- Real-Time Interactive TV & Ads on Three Screens
There were many visions of TVs future at this year’s CES, but what came from Yahoo’s Connected TV platform may be the most appealing to broadcasters and consumers alike.
Yahoo unveiled a new feature for its Connected TV platform called “Broadcast Interactivity” that brings an Internet-enhanced TV experience to consumers at the behest of broadcast networks and advertisers. The service works by showing the user a symbol at a broadcaster/advertiser-specified point in the broadcast. If the user clicks a corresponding button on their remote, extra content is displayed.
At CES, Yahoo was using this to demonstrate polls based on the current TV show and ads, interactivity to give more information about characters and products on screen, and even to show off a potential point of sale for its retail programming partners. The point of interaction is locked to a time of the content owner’s choosing and it is possible for the user to miss it. Consumers don’t have to interact with the special prompting, but they can define what content is relevant to them, golden information for Yahoo and its partners.
Yahoo is working with ABC, CBS, Home Shopping Network and Showtime on content for a pilot program in the first half of 2011. Brand advertisers Ford, Mattel and Microsoft are planning to work with Yahoo to add interactivity to their TV ads.
Yahoo gave us a list of possible broadcast nnteractions for these partners and said everything on it can be done without any new infrastructure:
- CBS: Viewers of “Hawaii Five-O” will be shown information about actors, characters and settings via their remote control.
- ABC: Viewers of an ABC primetime show can access actor information, photos and videos during certain scenes while watching the show. Video placement and when it takes over from the original TV show’s video will be determined by ABC.
- Showtime: “Showtime Boxing” fans can get detailed fight and boxer information, vote for their favorite boxer and even do trivia based on the match and boxing lore.
- HSN (Home Shopping Network): Viewers will be able to directly purchase items from the live TV show, even giving them access to the specials of the day, all from their remote. Sales appear controlled by the network partner, but Yahoo can store enough information so that if its own service is used, all the consumer has to provide is the credit card’s authorization number on the back to make a purchase.
- Ford: When watching a Lincoln commercial, users could be shown local dealers, customize their dream cars, view Lincoln videos, enter contests and see other relevant stats about the cars.
- Mattel: Viewers of a Barbie TV commercial could “take Barbie polls, play Barbie dress-up games, view Barbie documentary videos and more.” They showed off a voting process at CES, but the big thing would be to entice children and parents to make direct purchases, especially on Saturday mornings.
HSN will allow on-screen purchases, no phone call needed.
Yahoo said the partners will control how their additional content is shown and experienced.

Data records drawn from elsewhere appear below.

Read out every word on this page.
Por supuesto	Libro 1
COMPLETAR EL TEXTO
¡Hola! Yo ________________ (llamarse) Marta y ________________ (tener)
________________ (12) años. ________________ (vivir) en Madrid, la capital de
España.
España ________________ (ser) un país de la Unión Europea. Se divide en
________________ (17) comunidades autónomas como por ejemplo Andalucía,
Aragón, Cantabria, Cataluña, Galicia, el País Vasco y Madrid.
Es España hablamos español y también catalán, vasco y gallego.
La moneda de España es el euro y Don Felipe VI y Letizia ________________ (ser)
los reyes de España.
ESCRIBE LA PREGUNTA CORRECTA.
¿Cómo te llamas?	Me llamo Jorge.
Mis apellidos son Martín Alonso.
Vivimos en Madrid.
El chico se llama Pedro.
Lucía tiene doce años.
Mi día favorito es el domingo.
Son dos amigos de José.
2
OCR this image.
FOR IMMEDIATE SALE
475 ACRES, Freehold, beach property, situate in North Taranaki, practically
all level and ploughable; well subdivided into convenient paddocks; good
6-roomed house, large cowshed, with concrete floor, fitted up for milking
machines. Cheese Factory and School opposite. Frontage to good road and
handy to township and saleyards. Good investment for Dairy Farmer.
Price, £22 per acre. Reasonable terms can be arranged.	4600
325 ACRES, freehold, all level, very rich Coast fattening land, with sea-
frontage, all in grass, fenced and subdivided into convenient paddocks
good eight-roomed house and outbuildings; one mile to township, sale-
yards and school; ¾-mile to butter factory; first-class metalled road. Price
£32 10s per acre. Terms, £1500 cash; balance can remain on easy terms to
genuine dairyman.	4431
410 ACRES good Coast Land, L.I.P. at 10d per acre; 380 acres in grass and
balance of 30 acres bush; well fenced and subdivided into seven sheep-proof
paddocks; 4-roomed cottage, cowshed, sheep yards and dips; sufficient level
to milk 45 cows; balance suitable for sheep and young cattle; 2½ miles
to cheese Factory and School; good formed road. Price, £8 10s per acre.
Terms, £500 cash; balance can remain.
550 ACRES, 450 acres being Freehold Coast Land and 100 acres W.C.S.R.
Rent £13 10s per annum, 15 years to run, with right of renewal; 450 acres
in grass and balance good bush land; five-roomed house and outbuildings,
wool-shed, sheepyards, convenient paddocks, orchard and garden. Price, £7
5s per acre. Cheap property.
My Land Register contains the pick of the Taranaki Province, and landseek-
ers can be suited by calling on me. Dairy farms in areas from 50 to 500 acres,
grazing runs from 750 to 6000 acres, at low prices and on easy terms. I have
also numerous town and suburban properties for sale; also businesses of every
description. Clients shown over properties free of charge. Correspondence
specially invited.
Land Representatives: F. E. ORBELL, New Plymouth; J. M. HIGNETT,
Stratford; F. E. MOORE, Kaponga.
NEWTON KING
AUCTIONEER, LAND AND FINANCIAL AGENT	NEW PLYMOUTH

Yahoo has provided a basic framework that advertisers and broadcast partners can use, basically filling in the areas with the proper information, or they can make their own overlays and Yahoo will work to accommodate them. Yahoo will allow control for the associated interaction beyond the TV button, such as allowing users to use existing HSN accounts to purchase or if services want information provided directly by the consumer at a point of engagement.
For CE and industry partners, Yahoo has so far announced Alpha Networks, Aonvision Broadcom, D-Link, Haier, MediaTek, Sony, TCL , Toshiba, TPV, Trident Microsystems and Vestel. It said that it will bring the broadcast interactivity pilot on enabled devices in the first half of 2011.